Not that a more brusque approach would always work. Now, I don’t want to paint hikikomori as violent sociopaths or anything like that. The vast majority are simply apathetic and depressed. But anger at their condition can be part of the disorder, and it isn’t uncommon to go into a hikikomori’s room and find holes punched in the walls out of frustration. There are some accounts of hikikomori attacking or threatening parents who attempt to confront them about their problem.
Of course those are the extreme cases, where parents are rightly afraid of their children. In most cases, a kind of inertia takes over, and what started as a “phase” becomes a new normal, for both parent and child.
Culture Bound Syndrome, or Emerging Global Epidemic?

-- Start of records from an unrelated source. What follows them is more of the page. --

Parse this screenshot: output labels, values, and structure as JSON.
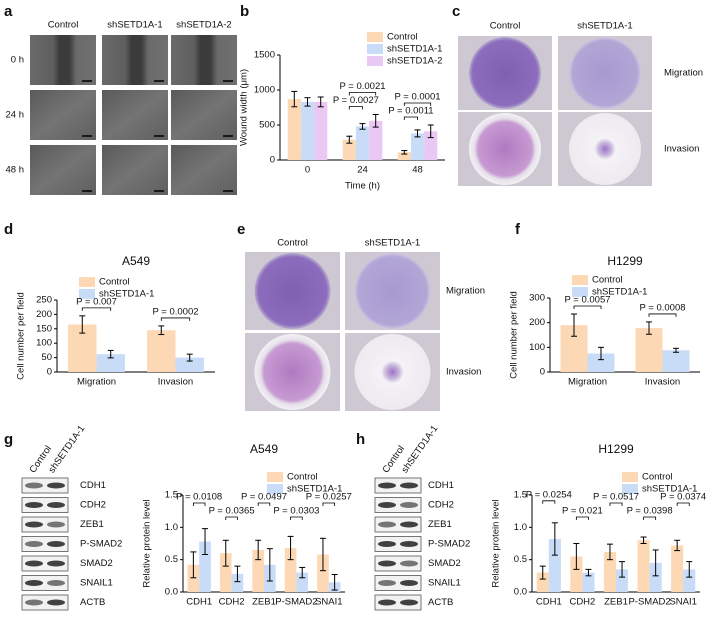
{
  "panel_letters": [
    "a",
    "b",
    "c",
    "d",
    "e",
    "f",
    "g",
    "h"
  ],
  "wound_images": {
    "columns": [
      "Control",
      "shSETD1A-1",
      "shSETD1A-2"
    ],
    "rows": [
      "0 h",
      "24 h",
      "48 h"
    ]
  },
  "transwell_images": [
    {
      "columns": [
        "Control",
        "shSETD1A-1"
      ],
      "rows": [
        "Migration",
        "Invasion"
      ]
    },
    {
      "columns": [
        "Control",
        "shSETD1A-1"
      ],
      "rows": [
        "Migration",
        "Invasion"
      ]
    }
  ],
  "blots": [
    {
      "lanes": [
        "Control",
        "shSETD1A-1"
      ],
      "bands": [
        "CDH1",
        "CDH2",
        "ZEB1",
        "P-SMAD2",
        "SMAD2",
        "SNAIL1",
        "ACTB"
      ]
    },
    {
      "lanes": [
        "Control",
        "shSETD1A-1"
      ],
      "bands": [
        "CDH1",
        "CDH2",
        "ZEB1",
        "P-SMAD2",
        "SMAD2",
        "SNAIL1",
        "ACTB"
      ]
    }
  ],
  "chart_data": [
    {
      "type": "bar",
      "y_label": "Wound width (μm)",
      "x_label": "Time (h)",
      "categories": [
        "0",
        "24",
        "48"
      ],
      "series": [
        {
          "name": "Control",
          "color": "#fcd9b4",
          "values": [
            870,
            290,
            110
          ],
          "errors": [
            110,
            50,
            25
          ]
        },
        {
          "name": "shSETD1A-1",
          "color": "#c9dcf7",
          "values": [
            830,
            480,
            380
          ],
          "errors": [
            60,
            40,
            50
          ]
        },
        {
          "name": "shSETD1A-2",
          "color": "#e9c8f3",
          "values": [
            830,
            560,
            410
          ],
          "errors": [
            70,
            90,
            90
          ]
        }
      ],
      "ylim": [
        0,
        1500
      ],
      "yticks": [
        0,
        500,
        1000,
        1500
      ],
      "legend": "top-right",
      "annotations": [
        "P = 0.0021",
        "P = 0.0027",
        "P = 0.0001",
        "P = 0.0011"
      ]
    },
    {
      "type": "bar",
      "title": "A549",
      "y_label": "Cell number per field",
      "categories": [
        "Migration",
        "Invasion"
      ],
      "series": [
        {
          "name": "Control",
          "color": "#fcd9b4",
          "values": [
            165,
            145
          ],
          "errors": [
            30,
            15
          ]
        },
        {
          "name": "shSETD1A-1",
          "color": "#c9dcf7",
          "values": [
            62,
            50
          ],
          "errors": [
            13,
            12
          ]
        }
      ],
      "ylim": [
        0,
        250
      ],
      "yticks": [
        0,
        50,
        100,
        150,
        200,
        250
      ],
      "legend": "top-left",
      "annotations": [
        "P = 0.007",
        "P = 0.0002"
      ]
    },
    {
      "type": "bar",
      "title": "H1299",
      "y_label": "Cell number per field",
      "categories": [
        "Migration",
        "Invasion"
      ],
      "series": [
        {
          "name": "Control",
          "color": "#fcd9b4",
          "values": [
            190,
            178
          ],
          "errors": [
            45,
            25
          ]
        },
        {
          "name": "shSETD1A-1",
          "color": "#c9dcf7",
          "values": [
            75,
            88
          ],
          "errors": [
            25,
            8
          ]
        }
      ],
      "ylim": [
        0,
        300
      ],
      "yticks": [
        0,
        100,
        200,
        300
      ],
      "legend": "top-left",
      "annotations": [
        "P = 0.0057",
        "P = 0.0008"
      ]
    },
    {
      "type": "bar",
      "title": "A549",
      "y_label": "Relative protein level",
      "categories": [
        "CDH1",
        "CDH2",
        "ZEB1",
        "P-SMAD2",
        "SNAI1"
      ],
      "series": [
        {
          "name": "Control",
          "color": "#fcd9b4",
          "values": [
            0.42,
            0.6,
            0.65,
            0.68,
            0.58
          ],
          "errors": [
            0.2,
            0.2,
            0.15,
            0.18,
            0.25
          ]
        },
        {
          "name": "shSETD1A-1",
          "color": "#c9dcf7",
          "values": [
            0.78,
            0.28,
            0.42,
            0.3,
            0.15
          ],
          "errors": [
            0.2,
            0.12,
            0.25,
            0.08,
            0.12
          ]
        }
      ],
      "ylim": [
        0,
        1.5
      ],
      "yticks": [
        {
          "value": 0,
          "label": "0.0"
        },
        0.5,
        {
          "value": 1,
          "label": "1.0"
        },
        1.5
      ],
      "legend": "top-right",
      "annotations": [
        "P = 0.0108",
        "P = 0.0365",
        "P = 0.0497",
        "P = 0.0303",
        "P = 0.0257"
      ]
    },
    {
      "type": "bar",
      "title": "H1299",
      "y_label": "Relative protein level",
      "categories": [
        "CDH1",
        "CDH2",
        "ZEB1",
        "P-SMAD2",
        "SNAI1"
      ],
      "series": [
        {
          "name": "Control",
          "color": "#fcd9b4",
          "values": [
            0.3,
            0.55,
            0.62,
            0.8,
            0.72
          ],
          "errors": [
            0.1,
            0.2,
            0.12,
            0.05,
            0.08
          ]
        },
        {
          "name": "shSETD1A-1",
          "color": "#c9dcf7",
          "values": [
            0.82,
            0.3,
            0.35,
            0.45,
            0.35
          ],
          "errors": [
            0.25,
            0.05,
            0.12,
            0.2,
            0.12
          ]
        }
      ],
      "ylim": [
        0,
        1.5
      ],
      "yticks": [
        {
          "value": 0,
          "label": "0.0"
        },
        0.5,
        {
          "value": 1,
          "label": "1.0"
        },
        1.5
      ],
      "legend": "top-right",
      "annotations": [
        "P = 0.0254",
        "P = 0.021",
        "P = 0.0517",
        "P = 0.0398",
        "P = 0.0374"
      ]
    }
  ]
}
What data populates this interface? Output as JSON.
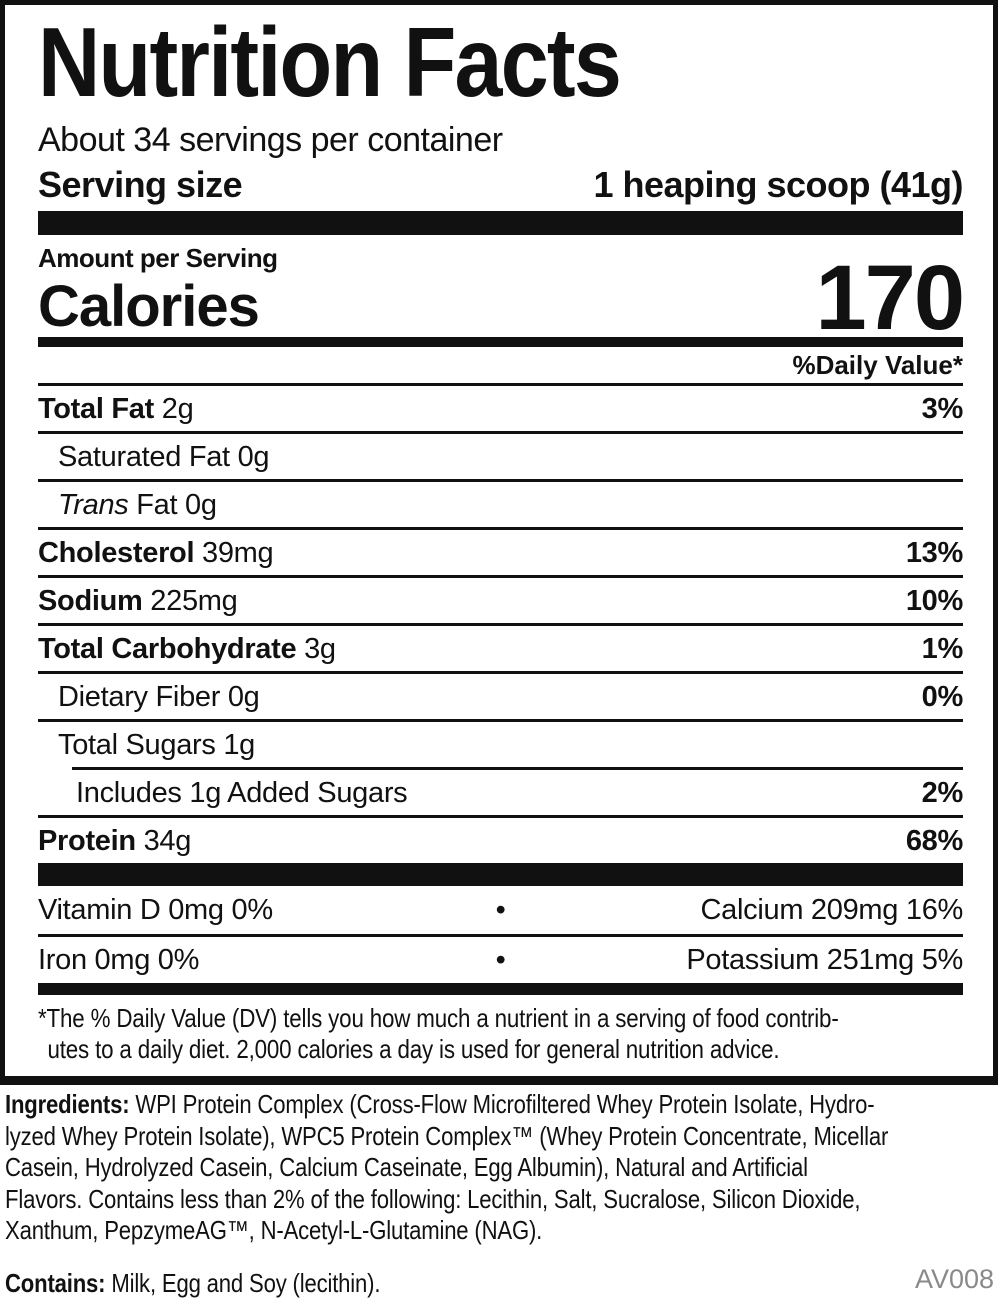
{
  "nutrition_label": {
    "title": "Nutrition Facts",
    "servings_per_container": "About 34 servings per container",
    "serving_size": {
      "label": "Serving size",
      "value": "1 heaping scoop (41g)"
    },
    "amount_per_serving": "Amount per Serving",
    "calories": {
      "label": "Calories",
      "value": "170"
    },
    "daily_value_header": "%Daily Value*",
    "nutrient_rows": [
      {
        "segments": [
          {
            "text": "Total Fat",
            "bold": true
          },
          {
            "text": " 2g"
          }
        ],
        "dv": "3%",
        "indent": 0
      },
      {
        "segments": [
          {
            "text": "Saturated Fat 0g"
          }
        ],
        "dv": "",
        "indent": 1
      },
      {
        "segments": [
          {
            "text": "Trans",
            "italic": true
          },
          {
            "text": " Fat 0g"
          }
        ],
        "dv": "",
        "indent": 1
      },
      {
        "segments": [
          {
            "text": "Cholesterol",
            "bold": true
          },
          {
            "text": " 39mg"
          }
        ],
        "dv": "13%",
        "indent": 0
      },
      {
        "segments": [
          {
            "text": "Sodium",
            "bold": true
          },
          {
            "text": " 225mg"
          }
        ],
        "dv": "10%",
        "indent": 0
      },
      {
        "segments": [
          {
            "text": "Total Carbohydrate",
            "bold": true
          },
          {
            "text": " 3g"
          }
        ],
        "dv": "1%",
        "indent": 0
      },
      {
        "segments": [
          {
            "text": "Dietary Fiber 0g"
          }
        ],
        "dv": "0%",
        "indent": 1
      },
      {
        "segments": [
          {
            "text": "Total Sugars 1g"
          }
        ],
        "dv": "",
        "indent": 1
      },
      {
        "segments": [
          {
            "text": "Includes 1g Added Sugars"
          }
        ],
        "dv": "2%",
        "indent": 2
      },
      {
        "segments": [
          {
            "text": "Protein",
            "bold": true
          },
          {
            "text": " 34g"
          }
        ],
        "dv": "68%",
        "indent": 0
      }
    ],
    "micronutrients": {
      "bullet": "•",
      "rows": [
        {
          "left": "Vitamin D 0mg 0%",
          "right": "Calcium 209mg 16%"
        },
        {
          "left": "Iron 0mg 0%",
          "right": "Potassium 251mg 5%"
        }
      ]
    },
    "footnote_lines": [
      "*The % Daily Value (DV) tells you how much a nutrient in a serving of food contrib-",
      "utes to a daily diet. 2,000 calories a day is used for general nutrition advice."
    ]
  },
  "ingredients": {
    "label": "Ingredients:",
    "lines": [
      "WPI Protein Complex (Cross-Flow Microfiltered Whey Protein Isolate, Hydro-",
      "lyzed Whey Protein Isolate), WPC5 Protein Complex™ (Whey Protein Concentrate, Micellar",
      "Casein, Hydrolyzed Casein, Calcium Caseinate, Egg Albumin), Natural and Artificial",
      "Flavors. Contains less than 2% of the following: Lecithin, Salt, Sucralose, Silicon Dioxide,",
      "Xanthum, PepzymeAG™, N-Acetyl-L-Glutamine (NAG)."
    ]
  },
  "contains": {
    "label": "Contains:",
    "text": "Milk, Egg and Soy (lecithin)."
  },
  "product_code": "AV008",
  "colors": {
    "ink": "#111111",
    "muted": "#8a8a8a",
    "background": "#ffffff"
  }
}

It might seem that hikikomori is a peculiarly Japanese phenomena, a culture bound syndrome that is limited to this particular time and place in history. While it is true that unique cultural pressures seem to make Japan particularly vulnerable to this disorder, there is growing evidence that people in other parts of the world, particularly in Western countries, are withdrawing from the world in the same way, if not in vast numbers like in Japan. This is a link to an article from The Japan Times where French researchers discuss the potential that hikikomori exist in their own country, although obviously by a different name and perhaps to this point unidentified. This article discusses a 30 year old man from Michigan who hadn’t stepped out of his apartment for three years. There have been reports from other European countries such as Spain, England, and Italy.
So what is going on here? Could it be that this is a social disease that is “spreading” globally, brought on by tough economic times and other cultural strains? Or is it something that has been around since the start, only we are just now beginning to identify it? Perhaps, it could be that hikikomori is truly a culture bound syndrome, and the cases in other countries are isolated incidents. Or perhaps the answer is some combination of the above; perhaps hikikomori is an emerging social disease, and Japan’s unique cultural factors have made it the proverbial “canary in the coal mine”.
The jury is still out among the experts. Right now there isn’t enough data, and with the nebulous nature of the term and the differences in cultural mores between East and West, not to mention among individual countries, further muddies the waters. While experts argue and do research, millions of Japanese families try to grapple with the problem of sons and daughters who just gave up, deciding that isolation was better than the harsh realities of the world outside their bedroom door.